Guidance issued on ACA’s state innovation waivers

The Departments of Health and Human Services (HHS) and Treasury have released guidance that contains information about state innovation waiver requirements that must be met, the application review process, the amount of pass-through funding, certain analytical requirements, and operational considerations. Included in the guidance are the statutory criteria that must be met in order for a waiver approval and clarifications that proposals will be evaluated specifically as they affect vulnerable and low-income populations under the Patient Protection and Affordable Care Act (ACA) protections focusing on access to affordable and comprehensive care.

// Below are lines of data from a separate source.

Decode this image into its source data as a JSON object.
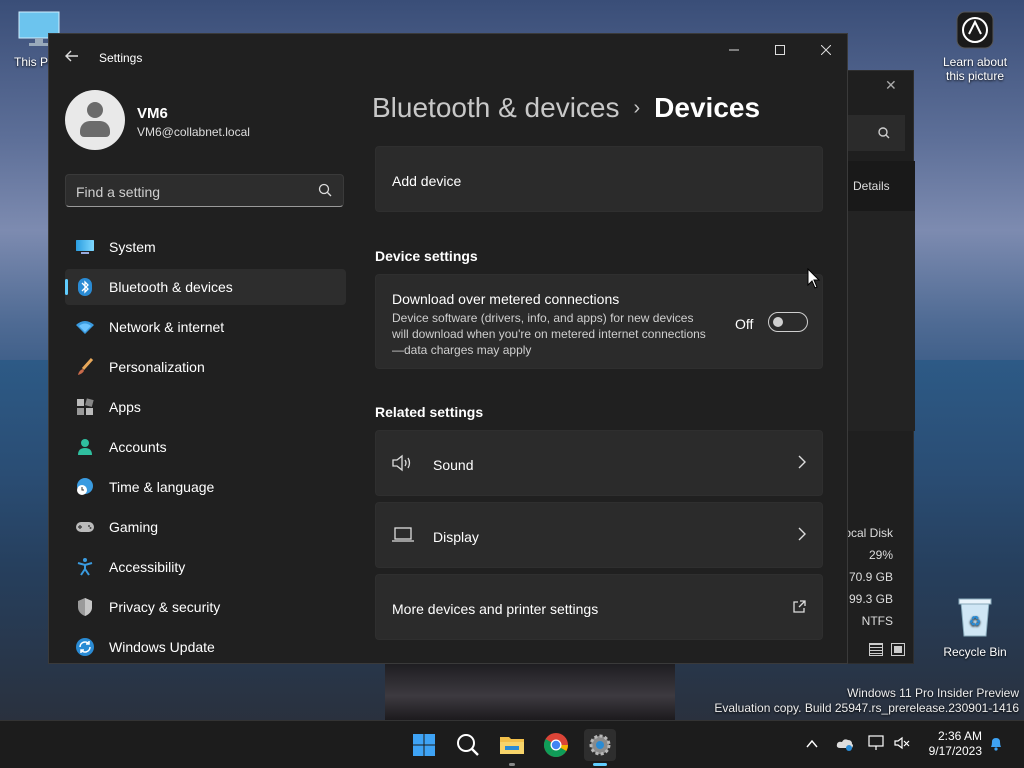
{
  "desktop": {
    "this_pc_label": "This PC",
    "learn_label_line1": "Learn about",
    "learn_label_line2": "this picture",
    "recycle_bin_label": "Recycle Bin",
    "watermark_line1": "Windows 11 Pro Insider Preview",
    "watermark_line2": "Evaluation copy. Build 25947.rs_prerelease.230901-1416"
  },
  "explorer_bg": {
    "details_label": "Details",
    "rows": [
      "ocal Disk",
      "29%",
      "70.9 GB",
      "99.3 GB",
      "NTFS"
    ]
  },
  "window": {
    "title": "Settings"
  },
  "profile": {
    "name": "VM6",
    "email": "VM6@collabnet.local"
  },
  "search": {
    "placeholder": "Find a setting"
  },
  "nav": {
    "items": [
      {
        "label": "System",
        "icon": "monitor-icon"
      },
      {
        "label": "Bluetooth & devices",
        "icon": "bluetooth-icon",
        "active": true
      },
      {
        "label": "Network & internet",
        "icon": "wifi-icon"
      },
      {
        "label": "Personalization",
        "icon": "brush-icon"
      },
      {
        "label": "Apps",
        "icon": "apps-icon"
      },
      {
        "label": "Accounts",
        "icon": "person-icon"
      },
      {
        "label": "Time & language",
        "icon": "globe-clock-icon"
      },
      {
        "label": "Gaming",
        "icon": "gamepad-icon"
      },
      {
        "label": "Accessibility",
        "icon": "accessibility-icon"
      },
      {
        "label": "Privacy & security",
        "icon": "shield-icon"
      },
      {
        "label": "Windows Update",
        "icon": "update-icon"
      }
    ]
  },
  "breadcrumb": {
    "parent": "Bluetooth & devices",
    "separator": "›",
    "current": "Devices"
  },
  "content": {
    "add_device": "Add device",
    "device_settings_header": "Device settings",
    "metered": {
      "title": "Download over metered connections",
      "description": "Device software (drivers, info, and apps) for new devices will download when you're on metered internet connections—data charges may apply",
      "state_label": "Off",
      "enabled": false
    },
    "related_header": "Related settings",
    "sound": "Sound",
    "display": "Display",
    "more_devices": "More devices and printer settings"
  },
  "taskbar": {
    "time": "2:36 AM",
    "date": "9/17/2023"
  },
  "colors": {
    "accent": "#60cdff",
    "window_bg": "#202020",
    "card_bg": "#2b2b2b"
  }
}
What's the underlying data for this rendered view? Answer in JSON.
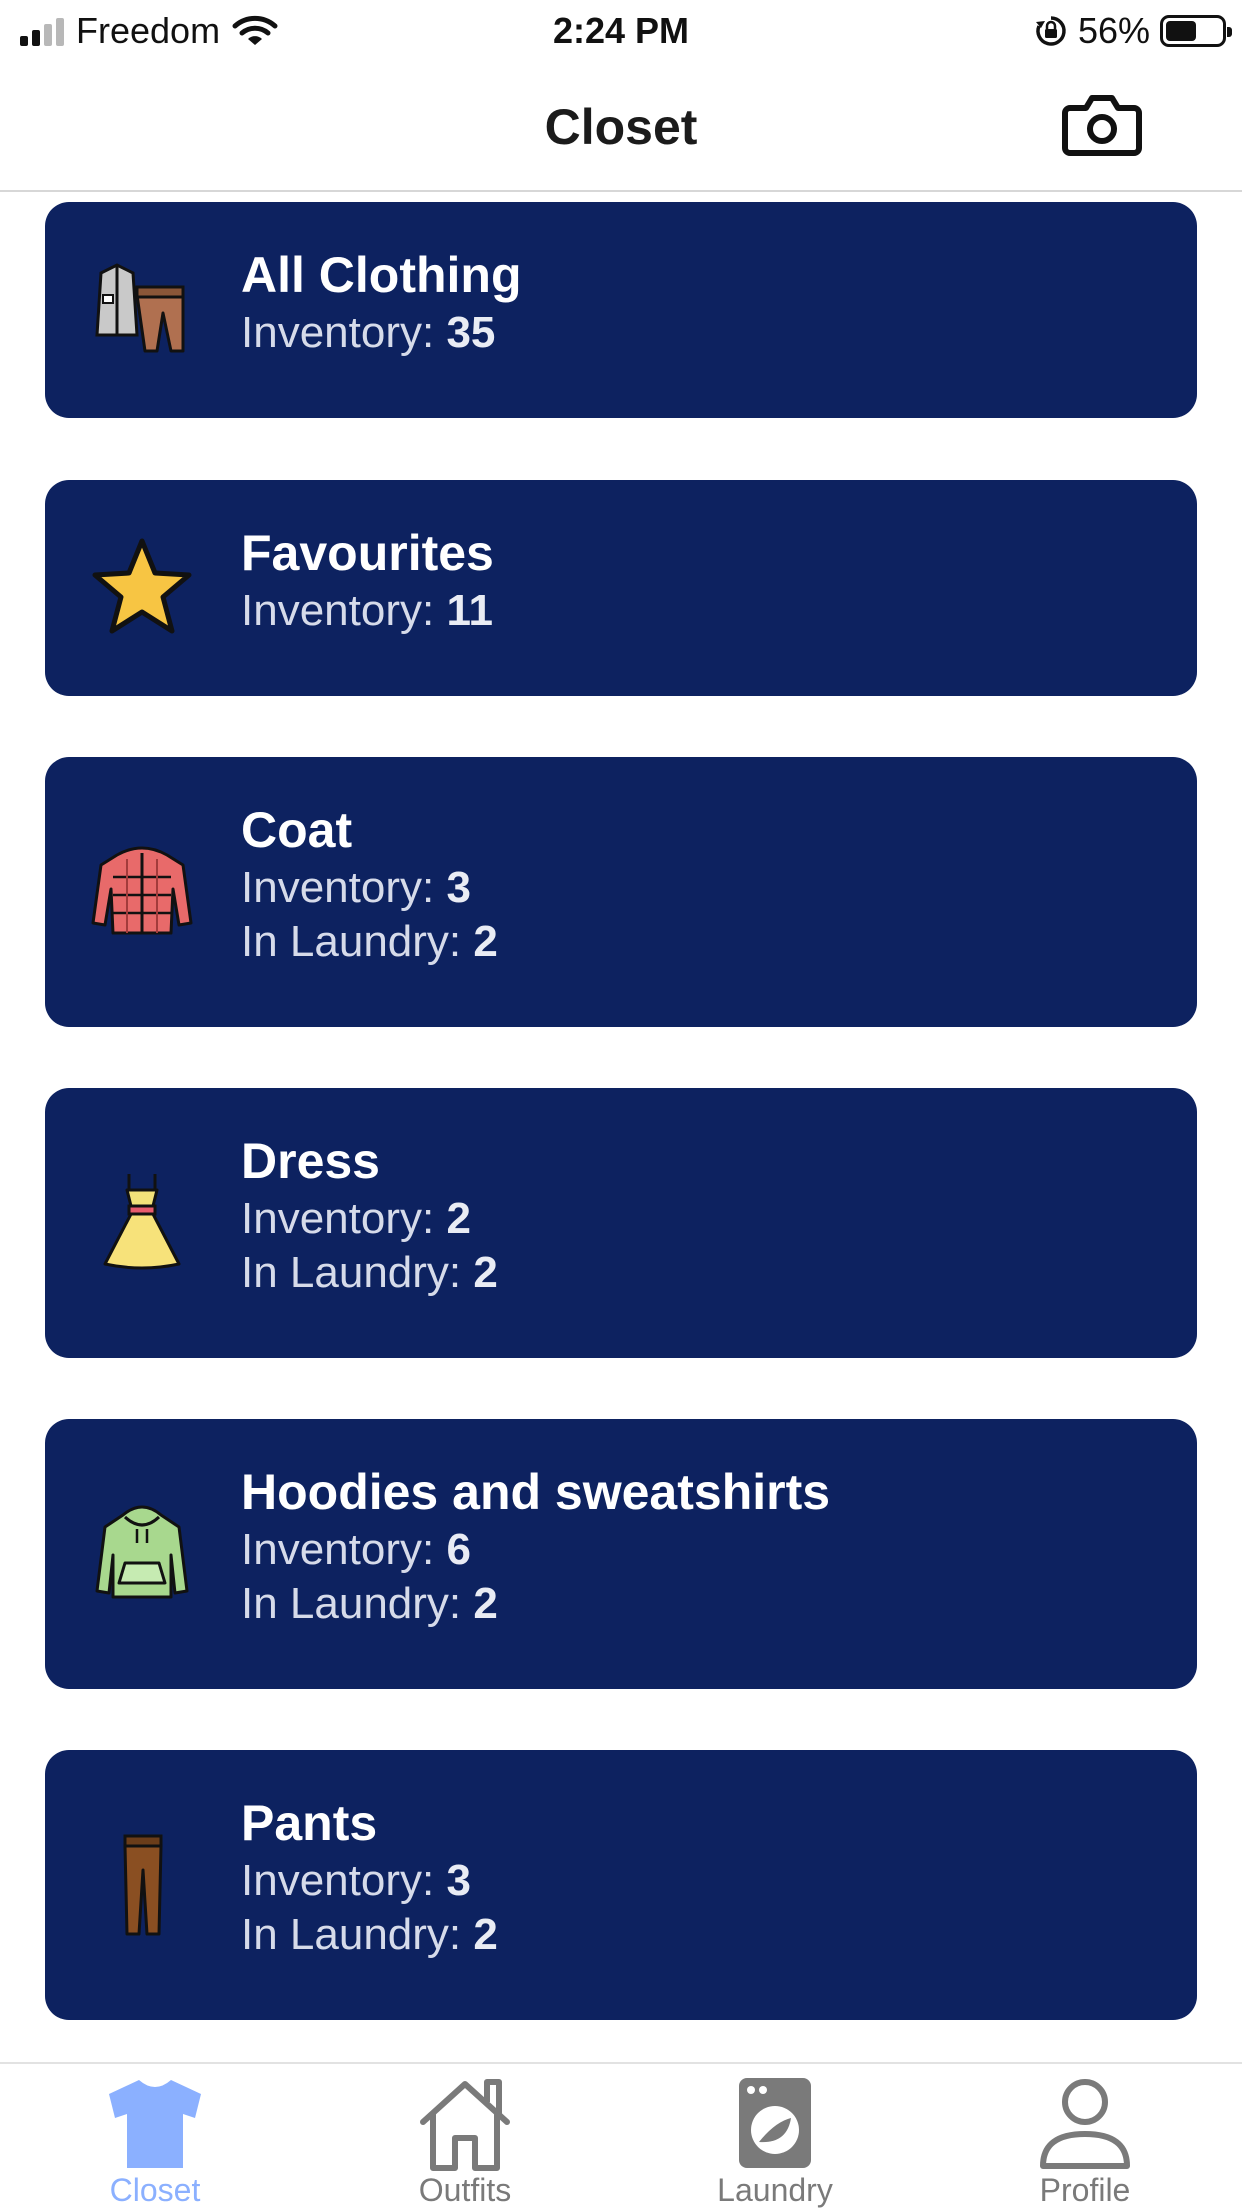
{
  "status_bar": {
    "carrier": "Freedom",
    "time": "2:24 PM",
    "battery": "56%",
    "battery_level": 0.56
  },
  "header": {
    "title": "Closet",
    "camera_icon": "camera-icon"
  },
  "categories": [
    {
      "title": "All Clothing",
      "inventory_label": "Inventory: ",
      "inventory": "35",
      "icon": "clothing-set-icon"
    },
    {
      "title": "Favourites",
      "inventory_label": "Inventory: ",
      "inventory": "11",
      "icon": "star-icon"
    },
    {
      "title": "Coat",
      "inventory_label": "Inventory: ",
      "inventory": "3",
      "laundry_label": "In Laundry: ",
      "laundry": "2",
      "icon": "puffer-coat-icon"
    },
    {
      "title": "Dress",
      "inventory_label": "Inventory: ",
      "inventory": "2",
      "laundry_label": "In Laundry: ",
      "laundry": "2",
      "icon": "dress-icon"
    },
    {
      "title": "Hoodies and sweatshirts",
      "inventory_label": "Inventory: ",
      "inventory": "6",
      "laundry_label": "In Laundry: ",
      "laundry": "2",
      "icon": "hoodie-icon"
    },
    {
      "title": "Pants",
      "inventory_label": "Inventory: ",
      "inventory": "3",
      "laundry_label": "In Laundry: ",
      "laundry": "2",
      "icon": "pants-icon"
    }
  ],
  "tabs": [
    {
      "label": "Closet",
      "icon": "tshirt-icon",
      "active": true
    },
    {
      "label": "Outfits",
      "icon": "house-icon",
      "active": false
    },
    {
      "label": "Laundry",
      "icon": "washing-machine-icon",
      "active": false
    },
    {
      "label": "Profile",
      "icon": "person-icon",
      "active": false
    }
  ],
  "colors": {
    "card_background": "#0d2260",
    "active_tab": "#8bb0ff",
    "inactive_tab": "#7a7a7a"
  }
}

Background. The ACA allows the HHS and Treasury, with the discretion, to approve a state’s proposal to waive specific provisions of the ACA (a state innovation waiver), provided the proposal meets certain requirements. In particular, the Departments can only exercise their discretion to approve a waiver if they find that the waiver: (1) would provide coverage to a comparable number of residents of the state as would be provided coverage absent the waiver; (2) would provide coverage that is at least as comprehensive and affordable as would be provided absent the waiver; and (3) would not increase the federal deficit. These waivers are available for effective dates beginning on or after January 1, 2017, and are for five years and renewable.

Statutory criteria. To meet the coverage requirement, a comparable number of state residents must be forecast to have coverage under the waiver as would have coverage absent the waiver. The state must forecast that the coverage requirement is met each year that a waiver would be in effect. The state also should provide a description of the model used to produce these estimates including data sources and quality, key assumptions, and parameters; micro data and other information may be requested.

Under the comprehensiveness requirement, health care coverage provided under the waiver must meet the requirements for essential health benefits (EHB) as defined by the ACA or, as appropriate, Medicaid or Children’s Health Insurance Program (CHIP) standards. A waiver cannot meet the comprehensiveness requirement if the waiver decreases: (1) the number of residents with coverage that is at least as comprehensive as the benchmark in all 10 EHB categories; (2) for any of the 10 EHB categories, the number of residents with coverage that is at least as comprehensive as the benchmark in that category; or (3) the number of residents whose coverage includes the full set of services that would be covered under the state’s Medicaid or CHIP programs.

To meet the affordability requirement, health care coverage under the waiver must be forecasted to be as affordable overall for state residents if they waiver was not granted. Affordability refers to state residents’ ability to pay for health care and may generally be measured by comparing residents’ net out-of-pocket spending for health coverage and services to their incomes. Out-of-pocket expenses include both premium contributions, and any cost sharing, such as deductibles, co-pays, and co-insurance, associated with the coverage. The primary focus of evaluation will not be on reduction of average costs, but rather the affects on vulnerable residents and those with high health spending burdens. As with the coverage requirement, the state must forecast that the requirement is met each year of the waiver period.

Finally, the projected federal spending under the waiver must be equal to or lower than the projected federal spending if the waiver was not granted. The effect on federal spending includes all changes in exchange financial assistance and other direct spending. Waivers must not increase the federal deficit over the period of the waiver.

Waiver assessments. The assessment of whether a state innovation waiver proposal satisfies the statutory criteria takes into consideration the impact of changes to ACA provisions made pursuant to the a grant of a waiver. The assessment considers related changes to the state’s health care system that, under state law, are contingent only on the approval of the state innovation waiver. For example, assessments do not consider the impact of policy changes contingent on additional state action, such as proposed state legislation. Nothing in the guidance would alter a state’s ability to make changes to its Medicaid and CHIP services consistent with applicable law.

The guidance cautions that there cannot be different rules for different states under the federal exchange. States seeking to make changes, including customized plan management or non-standard enrollment periods, will need to establish their own state exchange to do so.

Federal pass-through funding. The federal pass-through funding amount equals the Departments’ annual estimate of the federal cost (including outlays and forgone revenue) for exchange financial assistance under the ACA that would be by claimed by participants in the in the state during the calendar year if there was an absence of a waiver. The amount would not be claimed as a result of the waiver.